Comparative Analysis of Canopy Cooling in Wheat under High Temperature and Drought Stress

Abstract

The size and the weight of wheat grains vary across the length of each spike (Triticum aestivum L.). High temperature and water scarcity often reduce the single grain weight, and this reduction also varies across the spike length. Plants tend to cope with high temperature and drought stress through inherent mechanisms such ascanopy cooling through transpiration, which can contribute to yield stability. The effect of canopy cooling on the average grain weight at different positions in spike is still unknown. In this study, we planned to assess the role of canopy temperature, yield-related traits, and spike shape in final grain weight. For two years (2017–2018 and 2018–2019), fifteen diverse genotypes released for cultivation in different environmental conditions were grown in the field.
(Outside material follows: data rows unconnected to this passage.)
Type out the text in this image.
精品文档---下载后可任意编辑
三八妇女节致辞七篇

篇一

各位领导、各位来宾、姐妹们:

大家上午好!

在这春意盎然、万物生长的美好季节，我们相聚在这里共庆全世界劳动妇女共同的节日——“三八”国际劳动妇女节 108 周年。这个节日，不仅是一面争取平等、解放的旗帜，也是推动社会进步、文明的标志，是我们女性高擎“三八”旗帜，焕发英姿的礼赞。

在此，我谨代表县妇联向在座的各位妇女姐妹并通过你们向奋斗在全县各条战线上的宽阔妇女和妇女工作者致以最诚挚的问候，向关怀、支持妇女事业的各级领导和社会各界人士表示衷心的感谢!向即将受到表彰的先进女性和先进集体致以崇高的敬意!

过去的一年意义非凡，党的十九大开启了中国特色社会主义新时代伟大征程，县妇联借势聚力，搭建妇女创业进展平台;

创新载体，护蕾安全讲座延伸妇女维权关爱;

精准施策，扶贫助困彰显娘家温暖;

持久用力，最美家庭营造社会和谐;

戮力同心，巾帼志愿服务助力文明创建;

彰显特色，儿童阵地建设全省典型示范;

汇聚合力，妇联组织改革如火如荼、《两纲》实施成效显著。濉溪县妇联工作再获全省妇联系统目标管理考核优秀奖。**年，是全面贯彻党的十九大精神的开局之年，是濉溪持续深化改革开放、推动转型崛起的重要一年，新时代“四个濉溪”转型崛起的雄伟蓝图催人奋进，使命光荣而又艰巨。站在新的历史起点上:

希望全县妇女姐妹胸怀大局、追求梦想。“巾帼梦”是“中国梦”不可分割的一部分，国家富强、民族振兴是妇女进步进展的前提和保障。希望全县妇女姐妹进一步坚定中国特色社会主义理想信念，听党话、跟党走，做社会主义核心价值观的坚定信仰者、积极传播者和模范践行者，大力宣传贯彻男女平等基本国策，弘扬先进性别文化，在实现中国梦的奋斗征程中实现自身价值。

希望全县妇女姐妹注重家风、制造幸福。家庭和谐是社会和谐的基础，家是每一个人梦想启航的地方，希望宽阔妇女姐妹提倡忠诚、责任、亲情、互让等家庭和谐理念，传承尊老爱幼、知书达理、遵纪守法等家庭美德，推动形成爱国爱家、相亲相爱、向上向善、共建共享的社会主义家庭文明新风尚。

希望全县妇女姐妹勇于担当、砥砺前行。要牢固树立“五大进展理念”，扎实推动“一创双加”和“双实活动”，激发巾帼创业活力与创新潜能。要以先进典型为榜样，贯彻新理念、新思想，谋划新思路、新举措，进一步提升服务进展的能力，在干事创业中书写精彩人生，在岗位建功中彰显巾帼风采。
They were examined for canopy temperature, spikelets spike−1, grain number spike−1, grain yield spike−1, and grain weight of the spike’s basal, median, and distal regions. The Pearson correlation coefficient (r) was obtained for all pair-wise combinations of traits under different treatments and spike shapes. The results indicated that cooler canopy is correlated to grain weight in normal spike shape at all three positions within the spike irrespective of stress. The advantage of the cooler canopy in improving grain-filling at basal, median, and distal regions was more conspicuous in the high temperature stress conditions compared to non-stressed and drought conditions.